I am thinking of concluding this year’s notes with the following words: I have found my place in the sun – under a tree, in the shade, together.


For a moment I thought it was 21 November. Then I remembered it’s only 13 October! I got 38 days! For free! To enjoy as I like! To do as I please!


Another one: age and the uncomfortable sensations that go with it.

Calculate the role and the effect of assumptions and competition with other people your age and from your cultural background.

What would be the result if you start ignoring both – if you ignore what you reckon you’re supposed to do at age X or should already have done, and you simply lose interest in how much better or worse you are doing compared to your peers, and you truly live at your own pace and according to your own beliefs?
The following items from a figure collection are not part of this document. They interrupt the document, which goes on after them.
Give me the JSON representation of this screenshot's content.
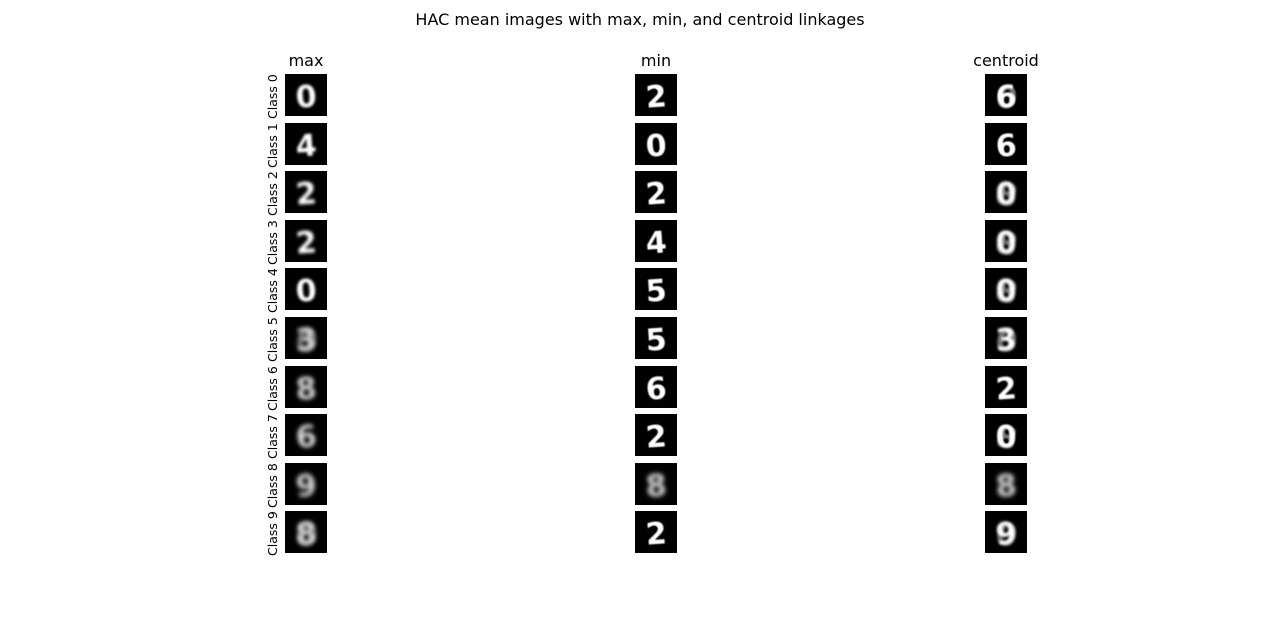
{
  "title": "HAC mean images with max, min, and centroid linkages",
  "columns": [
    {
      "title": "max",
      "glyphs": [
        "0",
        "4",
        "2",
        "2",
        "0",
        "3",
        "8",
        "6",
        "9",
        "8"
      ],
      "blur": [
        1.2,
        1.2,
        1.5,
        1.5,
        1.3,
        2.0,
        2.0,
        2.0,
        2.4,
        2.2
      ],
      "ghost": [
        false,
        false,
        false,
        false,
        false,
        true,
        false,
        false,
        false,
        true
      ]
    },
    {
      "title": "min",
      "glyphs": [
        "2",
        "0",
        "2",
        "4",
        "5",
        "5",
        "6",
        "2",
        "8",
        "2"
      ],
      "blur": [
        0.4,
        0.4,
        0.4,
        0.4,
        0.4,
        0.4,
        0.4,
        0.4,
        2.4,
        0.4
      ],
      "ghost": [
        false,
        false,
        false,
        false,
        false,
        false,
        false,
        false,
        false,
        false
      ]
    },
    {
      "title": "centroid",
      "glyphs": [
        "6",
        "6",
        "0",
        "0",
        "0",
        "3",
        "2",
        "0",
        "8",
        "9"
      ],
      "blur": [
        0.8,
        0.5,
        1.2,
        1.2,
        1.2,
        1.2,
        0.9,
        0.8,
        2.4,
        1.2
      ],
      "ghost": [
        true,
        false,
        true,
        true,
        true,
        true,
        false,
        true,
        false,
        true
      ]
    }
  ],
  "rows": [
    "Class 0",
    "Class 1",
    "Class 2",
    "Class 3",
    "Class 4",
    "Class 5",
    "Class 6",
    "Class 7",
    "Class 8",
    "Class 9"
  ]
}
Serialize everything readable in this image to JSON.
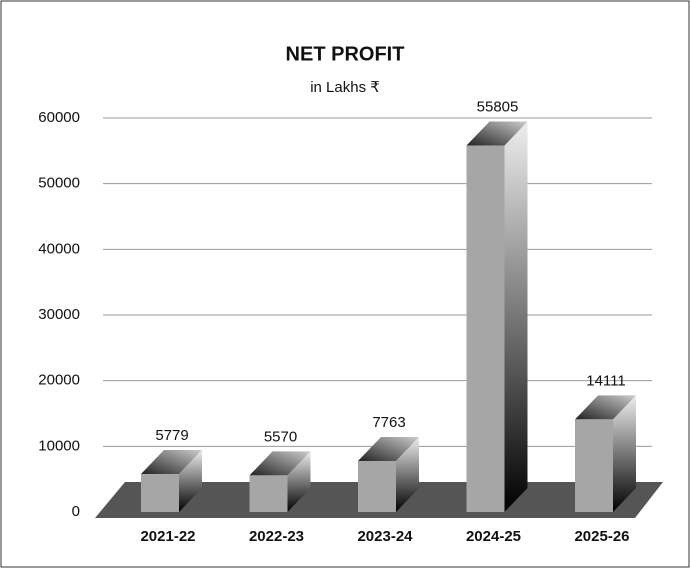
{
  "chart_data": {
    "type": "bar3d",
    "title": "NET PROFIT",
    "subtitle": "in Lakhs ₹",
    "categories": [
      "2021-22",
      "2022-23",
      "2023-24",
      "2024-25",
      "2025-26"
    ],
    "values": [
      5779,
      5570,
      7763,
      55805,
      14111
    ],
    "color": "#a6a6a6",
    "ylim": [
      0,
      60000
    ],
    "yticks": [
      0,
      10000,
      20000,
      30000,
      40000,
      50000,
      60000
    ],
    "grid": true
  }
}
We always say: “If the world as we know it continues …”

But how does it work when you read in the newspapers every week of a 1918 Spanish flu type of pandemic that would “inevitably” hit within the next eighteen months or so? What does one say when they mention the possibility of up to fifty million victims? Until when do you simply take note, and when does it start affecting your thoughts about your own future?

[This note refers to bird flu, specifically the H5N1 variant. Wikipedia: “On September 29, 2005, David Nabarro, the newly appointed Senior United Nations System Coordinator for Avian and Human Influenza, warned the world that an outbreak of avian influenza could kill 5 to 150 million people.”]
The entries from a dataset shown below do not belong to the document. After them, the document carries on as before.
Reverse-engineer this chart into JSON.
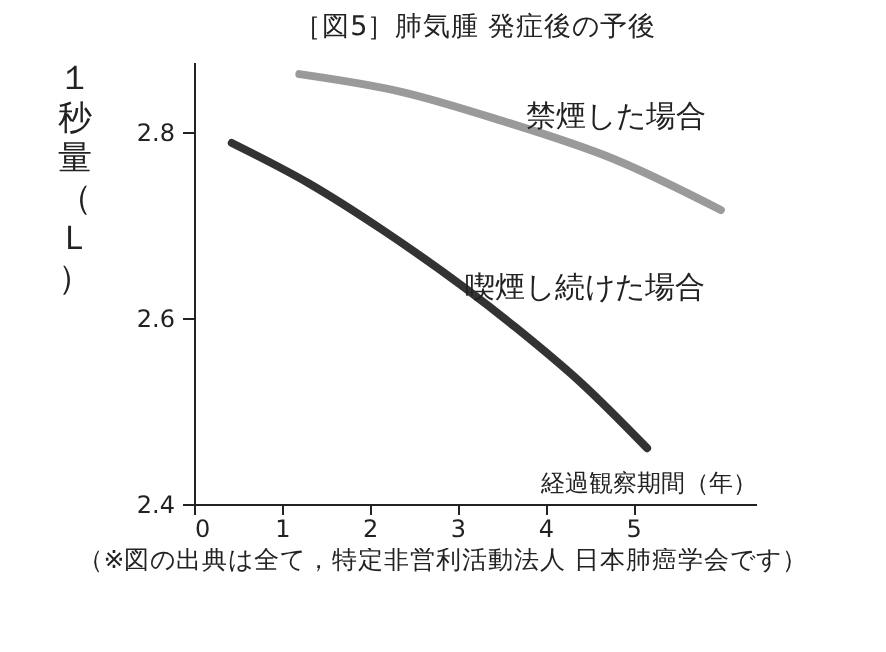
{
  "chart_data": {
    "type": "line",
    "title": "［図5］肺気腫 発症後の予後",
    "xlabel": "経過観察期間（年）",
    "ylabel": "１秒量（Ｌ）",
    "annotations": [
      "（※図の出典は全て，特定非営利活動法人 日本肺癌学会です）"
    ],
    "series": [
      {
        "name": "禁煙した場合",
        "color": "#9a9a9a",
        "x": [
          1.2,
          2.36,
          3.5,
          4.8,
          6.0
        ],
        "values": [
          2.862,
          2.843,
          2.812,
          2.77,
          2.716
        ]
      },
      {
        "name": "喫煙し続けた場合",
        "color": "#333333",
        "x": [
          0.43,
          1.3,
          2.14,
          3.66,
          4.41,
          5.16
        ],
        "values": [
          2.788,
          2.745,
          2.695,
          2.59,
          2.53,
          2.46
        ]
      }
    ],
    "xlim": [
      0,
      6.4
    ],
    "xticks": [
      0,
      1,
      2,
      3,
      4,
      5
    ],
    "ylim": [
      2.4,
      2.875
    ],
    "yticks": [
      2.4,
      2.6,
      2.8
    ],
    "grid": false,
    "legend": false,
    "marker": "none",
    "line_style": "solid"
  }
}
Here’s an idea: It is the moral obligation of enlightened people to use their reproductive abilities to produce the next generation so that they can become the enlightened leaders of the communities where they will live and work in the future.
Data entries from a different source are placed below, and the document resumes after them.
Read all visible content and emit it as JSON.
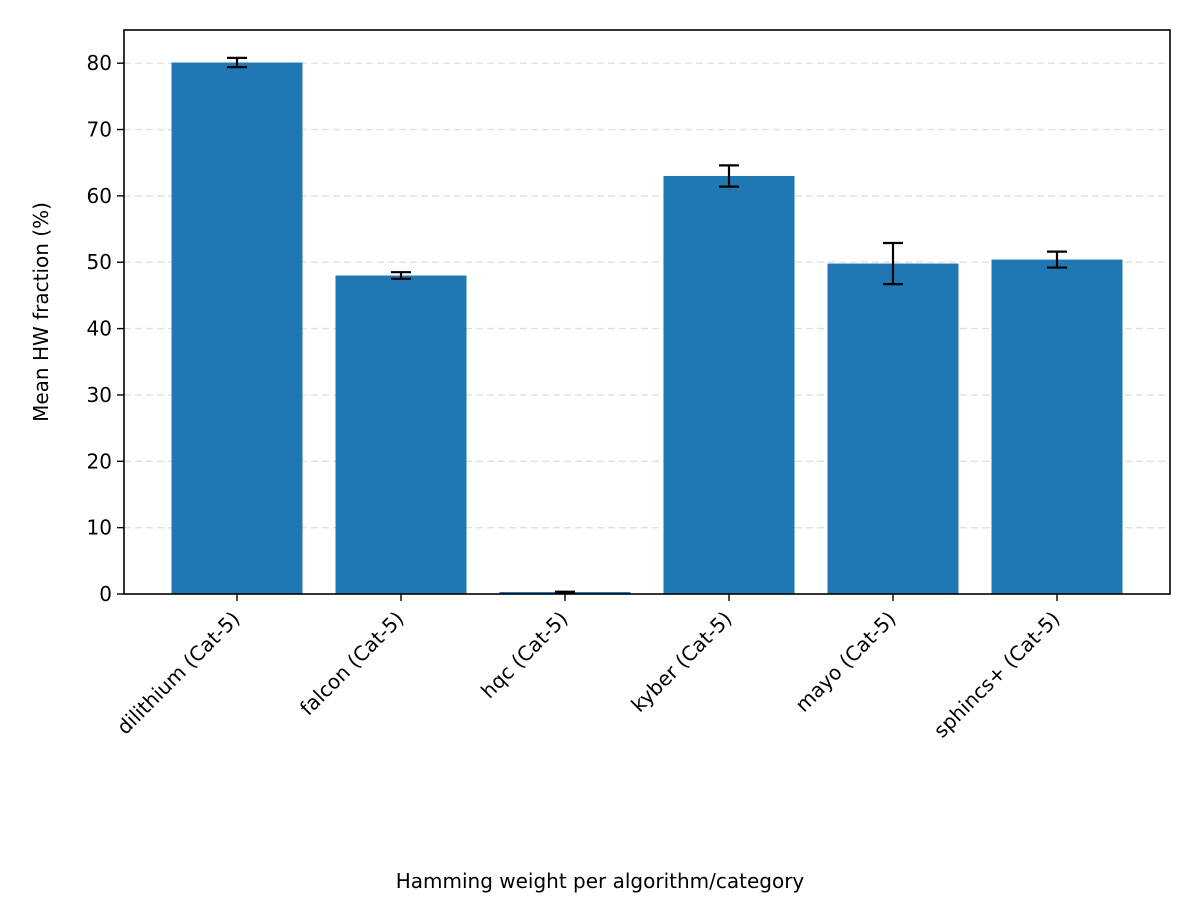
{
  "chart_data": {
    "type": "bar",
    "title": "",
    "xlabel": "Hamming weight per algorithm/category",
    "ylabel": "Mean HW fraction (%)",
    "categories": [
      "dilithium (Cat-5)",
      "falcon (Cat-5)",
      "hqc (Cat-5)",
      "kyber (Cat-5)",
      "mayo (Cat-5)",
      "sphincs+ (Cat-5)"
    ],
    "values": [
      80.1,
      48.0,
      0.3,
      63.0,
      49.8,
      50.4
    ],
    "errors": [
      0.7,
      0.5,
      0.05,
      1.6,
      3.1,
      1.2
    ],
    "ylim": [
      0,
      85
    ],
    "yticks": [
      0,
      10,
      20,
      30,
      40,
      50,
      60,
      70,
      80
    ],
    "grid": "y-dashed",
    "bar_color": "#1f77b4",
    "error_color": "#000000",
    "grid_color": "#e0e0e0"
  }
}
Let me try again: It is my moral duty to use my reproductive abilities to make a contribution to …


“Change (or improve) the environment, and you change (or improve) the person,” sounds like so many verbs, and so many other parts of speech. Still, the idea contained in this combination of sounds was the cornerstone of Marxism.



The possibility of life after death always comes down to arguments and reasoning on the one hand, and stories on the other. Nobody can say, “Let me go and show you!”

* * *

So close to someone that you can feel her breathing on your chest, and her heart beating against yours.

* * *

We – the members of the community – agree, for the sake of civilian control, that everyone should take responsibility for his or her own actions – except if you are too young or clinically disturbed. However, free will is not quite as free as we would like it to be.


I have called “Personal Agenda” many things, but in a continued effort to crystallise the identity, as it were, of the project, I say again: the material is personal testimony to the attempts of one person – not a popular writer, famous entertainer or well-known athlete – to try to make sense of life, mostly outside the religiously approved explanations that were originally given to him.